En 1952, le Dr Jonas Salk utilisait les cellules HeLa pour tester son vaccin contre la poliomyélite. Le vaccin fonctionna. Des millions d’enfants furent sauvés de la paralysie et de la mort.
Les cellules HeLa furent envoyées dans l’espace pour étudier les effets de l’apesanteur sur les tissus humains. Elles furent exposées à des radiations nucléaires pour comprendre les effets des bombes atomiques. Elles furent infectées par tous les virus imaginables pour développer des traitements.
La liste des découvertes rendues possibles par les cellules HeLa est vertigineuse :
- Le vaccin contre la poliomyélite
- La cartographie du génome humain
- Le développement de la fécondation in vitro
- La recherche sur le SIDA
- Les traitements de chimiothérapie
- Le médicament tamoxifène contre le cancer du sein
- L’étude du vieillissement cellulaire
- La recherche sur les maladies génétiques
On estime que plus de 50 millions de tonnes de cellules HeLa ont été produites depuis 1951. C’est plus que le poids de 100 Empire State Buildings. Plus de 11 000 brevets impliquent les cellules HeLa. Plus de 70 000 études scientifiques les ont utilisées.
Henrietta Lacks est, biologiquement parlant, l’être humain qui a eu le plus de cellules dans l’histoire de l’humanité.
Une famille dans l’ignorance
Pendant plus de vingt ans, la famille Lacks ignora tout de l’immortalité d’Henrietta.
David Lacks éleva seul ses cinq enfants après la mort de sa femme. La vie était difficile. L’argent manquait. Les enfants grandirent dans la pauvreté, sans accès à une éducation de qualité ni à des soins médicaux décents.
Ce n’est qu’en 1973 que la vérité éclata.

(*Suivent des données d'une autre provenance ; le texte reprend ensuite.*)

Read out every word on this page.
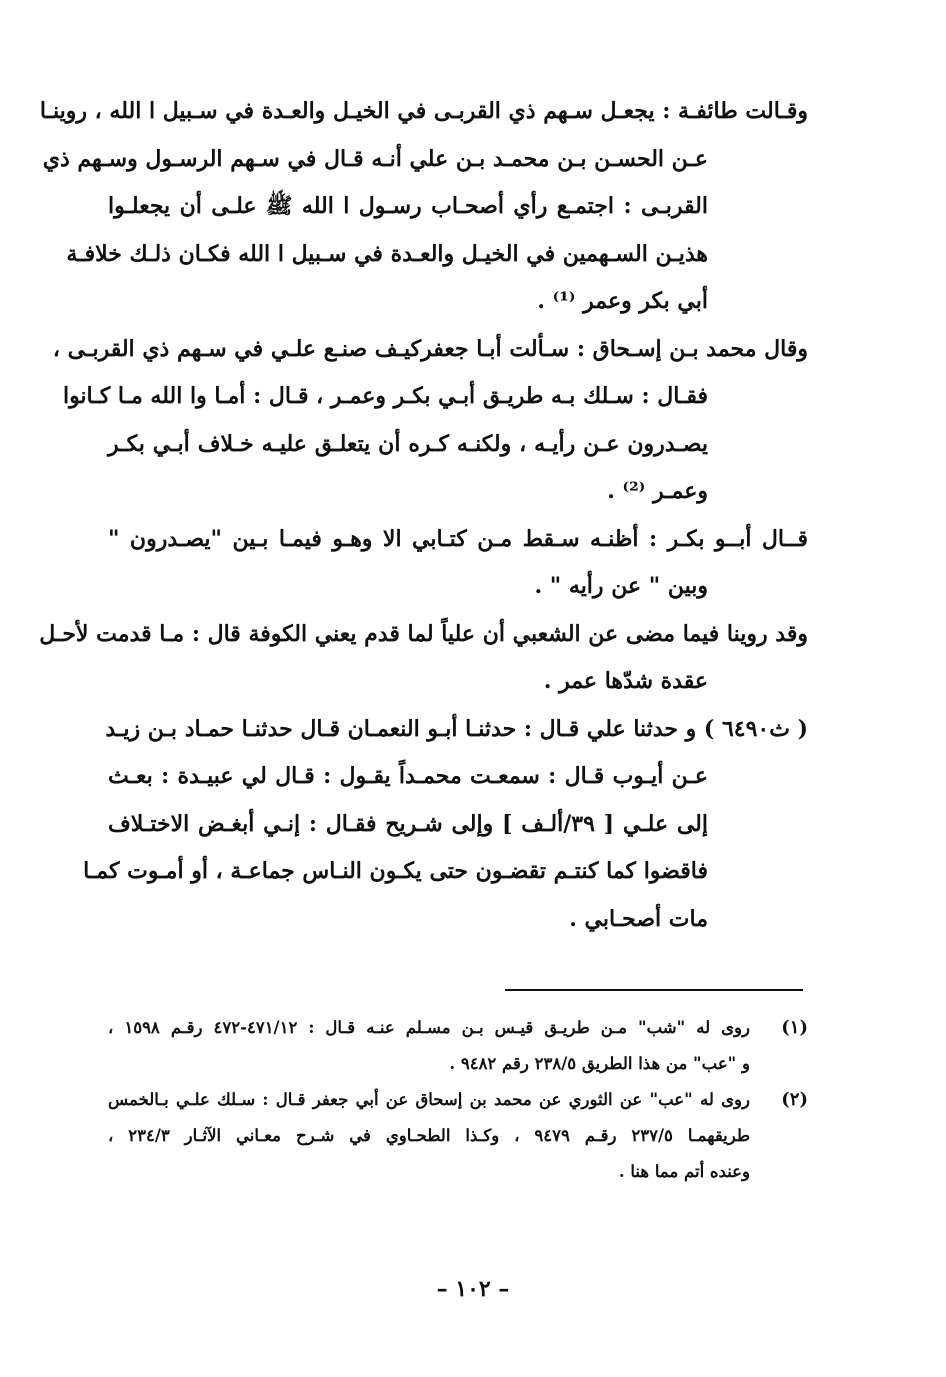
وقـالت طائفـة : يجعـل سـهم ذي القربـى في الخيـل والعـدة في سـبيل ا الله ، روينـا
عـن الحسـن بـن محمـد بـن علي أنـه قـال في سـهم الرسـول وسـهم ذي
القربـى : اجتمـع رأي أصحـاب رسـول ا الله ﷺ علـى أن يجعلـوا
هذيـن السـهمين في الخيـل والعـدة في سـبيل ا الله فكـان ذلـك خلافـة
أبي بكر وعمر ⁽¹⁾ .
وقال محمد بـن إسـحاق : سـألت أبـا جعفركيـف صنـع علـي في سـهم ذي القربـى ،
فقـال : سـلك بـه طريـق أبـي بكـر وعمـر ، قـال : أمـا وا الله مـا كـانوا
يصـدرون عـن رأيـه ، ولكنـه كـره أن يتعلـق عليـه خـلاف أبـي بكـر
وعمـر ⁽²⁾ .
قــال أبــو بكـر : أظنـه سـقط مـن كتـابي الا وهـو فيمـا بـين "يصـدرون "
وبين " عن رأيه " .
وقد روينا فيما مضى عن الشعبي أن علياً لما قدم يعني الكوفة قال : مـا قدمت لأحـل
عقدة شدّها عمر .
( ث٦٤٩٠ ) و حدثنا علي قـال : حدثنـا أبـو النعمـان قـال حدثنـا حمـاد بـن زيـد
عـن أيـوب قـال : سمعـت محمـداً يقـول : قـال لي عبيـدة : بعـث
إلى علـي [ ٣٩/ألـف ] وإلى شـريح فقـال : إنـي أبغـض الاختـلاف
فاقضوا كما كنتـم تقضـون حتى يكـون النـاس جماعـة ، أو أمـوت كمـا
مات أصحـابي .
(١)
روى له "شب" مـن طريـق قيـس بـن مسـلم عنـه قـال : ٤٧١/١٢-٤٧٢ رقـم ١٥٩٨ ،
و "عب" من هذا الطريق ٢٣٨/٥ رقم ٩٤٨٢ .
(٢)
روى له "عب" عن الثوري عن محمد بن إسحاق عن أبي جعفر قـال : سـلك علـي بـالخمس
طريقهمـا ٢٣٧/٥ رقـم ٩٤٧٩ ، وكـذا الطحـاوي في شـرح معـاني الآثـار ٢٣٤/٣ ،
وعنده أتم مما هنا .
– ١٠٢ –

Des chercheurs contactèrent la famille pour obtenir des échantillons de sang, afin de pouvoir identifier les cellules HeLa qui avaient contaminé d’autres cultures cellulaires dans les laboratoires du monde entier. Pour la première fois, les Lacks apprirent que les cellules d’Henrietta étaient vivantes et utilisées partout dans le monde.

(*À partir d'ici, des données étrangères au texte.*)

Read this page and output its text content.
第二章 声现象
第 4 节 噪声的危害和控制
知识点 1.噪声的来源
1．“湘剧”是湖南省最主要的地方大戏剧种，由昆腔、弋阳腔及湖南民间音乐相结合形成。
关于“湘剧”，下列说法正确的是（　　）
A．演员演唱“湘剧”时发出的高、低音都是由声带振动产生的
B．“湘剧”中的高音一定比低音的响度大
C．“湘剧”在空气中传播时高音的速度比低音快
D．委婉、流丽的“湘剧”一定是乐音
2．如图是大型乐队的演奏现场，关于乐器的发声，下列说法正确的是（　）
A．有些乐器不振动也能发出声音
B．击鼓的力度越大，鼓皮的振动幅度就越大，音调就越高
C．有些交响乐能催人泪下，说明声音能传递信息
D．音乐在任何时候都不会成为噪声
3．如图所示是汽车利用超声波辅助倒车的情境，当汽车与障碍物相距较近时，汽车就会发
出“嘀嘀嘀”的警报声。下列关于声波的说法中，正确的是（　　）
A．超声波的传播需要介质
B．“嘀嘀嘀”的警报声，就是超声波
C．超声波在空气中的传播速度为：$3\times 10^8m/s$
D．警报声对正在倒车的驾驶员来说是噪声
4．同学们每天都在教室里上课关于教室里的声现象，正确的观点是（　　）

La réaction fut un mélange de stupéfaction, de colère et de confusion.
« Vous voulez dire que ma mère est vivante ? », demanda Deborah Lacks, la fille d’Henrietta.
L’idée que des morceaux de leur mère vivaient dans des laboratoires du monde entier était difficile à comprendre. Encore plus difficile à accepter : le fait que des entreprises pharmaceutiques s’enrichissaient grâce à ces cellules, tandis que la famille vivait dans la pauvreté, sans assurance maladie.
Les questions éthiques
L’histoire d’Henrietta Lacks soulève des questions éthiques fondamentales qui résonnent encore aujourd’hui.

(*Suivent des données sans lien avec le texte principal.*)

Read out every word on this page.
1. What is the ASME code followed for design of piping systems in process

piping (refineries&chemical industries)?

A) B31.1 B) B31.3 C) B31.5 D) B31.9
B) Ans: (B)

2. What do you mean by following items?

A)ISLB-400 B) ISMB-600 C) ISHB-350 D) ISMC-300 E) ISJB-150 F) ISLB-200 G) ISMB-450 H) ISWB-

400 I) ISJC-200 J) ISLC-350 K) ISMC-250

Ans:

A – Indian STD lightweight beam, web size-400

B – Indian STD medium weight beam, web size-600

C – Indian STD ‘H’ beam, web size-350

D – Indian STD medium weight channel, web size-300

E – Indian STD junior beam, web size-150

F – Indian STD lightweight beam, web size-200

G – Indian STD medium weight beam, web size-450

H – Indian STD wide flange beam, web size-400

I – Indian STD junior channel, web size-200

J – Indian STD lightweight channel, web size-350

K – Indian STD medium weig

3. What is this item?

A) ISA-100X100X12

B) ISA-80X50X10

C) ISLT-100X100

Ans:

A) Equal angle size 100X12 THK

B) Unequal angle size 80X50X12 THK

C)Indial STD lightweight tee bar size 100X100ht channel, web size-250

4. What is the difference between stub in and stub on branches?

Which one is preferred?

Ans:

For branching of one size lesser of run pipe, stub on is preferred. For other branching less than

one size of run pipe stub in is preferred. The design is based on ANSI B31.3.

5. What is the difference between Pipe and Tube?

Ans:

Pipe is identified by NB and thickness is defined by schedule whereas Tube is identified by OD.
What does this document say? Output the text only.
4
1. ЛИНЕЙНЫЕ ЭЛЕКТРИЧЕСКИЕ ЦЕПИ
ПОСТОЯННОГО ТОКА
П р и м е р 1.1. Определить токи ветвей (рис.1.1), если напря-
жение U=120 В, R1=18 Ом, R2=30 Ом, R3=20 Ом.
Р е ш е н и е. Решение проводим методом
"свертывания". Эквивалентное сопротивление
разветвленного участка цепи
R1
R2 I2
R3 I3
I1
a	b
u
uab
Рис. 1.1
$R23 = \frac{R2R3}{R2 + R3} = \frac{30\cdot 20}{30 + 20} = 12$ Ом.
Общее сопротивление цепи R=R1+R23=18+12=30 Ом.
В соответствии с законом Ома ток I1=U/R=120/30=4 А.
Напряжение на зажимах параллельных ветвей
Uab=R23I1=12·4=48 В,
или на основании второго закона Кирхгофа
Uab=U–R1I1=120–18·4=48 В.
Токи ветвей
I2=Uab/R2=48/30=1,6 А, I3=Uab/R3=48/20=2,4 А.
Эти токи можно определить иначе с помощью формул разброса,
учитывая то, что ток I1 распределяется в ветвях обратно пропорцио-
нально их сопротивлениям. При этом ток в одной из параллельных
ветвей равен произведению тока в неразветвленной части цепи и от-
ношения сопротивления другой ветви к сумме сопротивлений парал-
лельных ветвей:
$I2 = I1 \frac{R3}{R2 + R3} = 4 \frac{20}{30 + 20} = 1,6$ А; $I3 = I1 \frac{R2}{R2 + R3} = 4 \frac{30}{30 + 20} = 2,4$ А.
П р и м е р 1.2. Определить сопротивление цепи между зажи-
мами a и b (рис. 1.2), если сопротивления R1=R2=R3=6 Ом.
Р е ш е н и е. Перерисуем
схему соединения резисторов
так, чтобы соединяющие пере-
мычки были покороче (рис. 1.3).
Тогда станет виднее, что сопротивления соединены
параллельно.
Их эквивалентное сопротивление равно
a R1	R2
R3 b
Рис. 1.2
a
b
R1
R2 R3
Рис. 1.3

Le consentement éclairé : En 1951, il n’existait aucune obligation légale d’informer les patients de l’utilisation de leurs tissus pour la recherche. Le prélèvement des cellules d’Henrietta était parfaitement légal à l’époque. Mais était-il éthique ?
La propriété des tissus : À qui appartiennent les cellules une fois qu’elles sont séparées du corps ? Au patient ? À l’hôpital ? Aux chercheurs ? Cette question n’a toujours pas de réponse claire dans de nombreuses juridictions.
La compensation financière : Des entreprises ont gagné des millions de dollars grâce aux cellules HeLa. La famille d’Henrietta n’a jamais reçu un centime. Certains de ses descendants n’ont même pas les moyens de payer une assurance maladie.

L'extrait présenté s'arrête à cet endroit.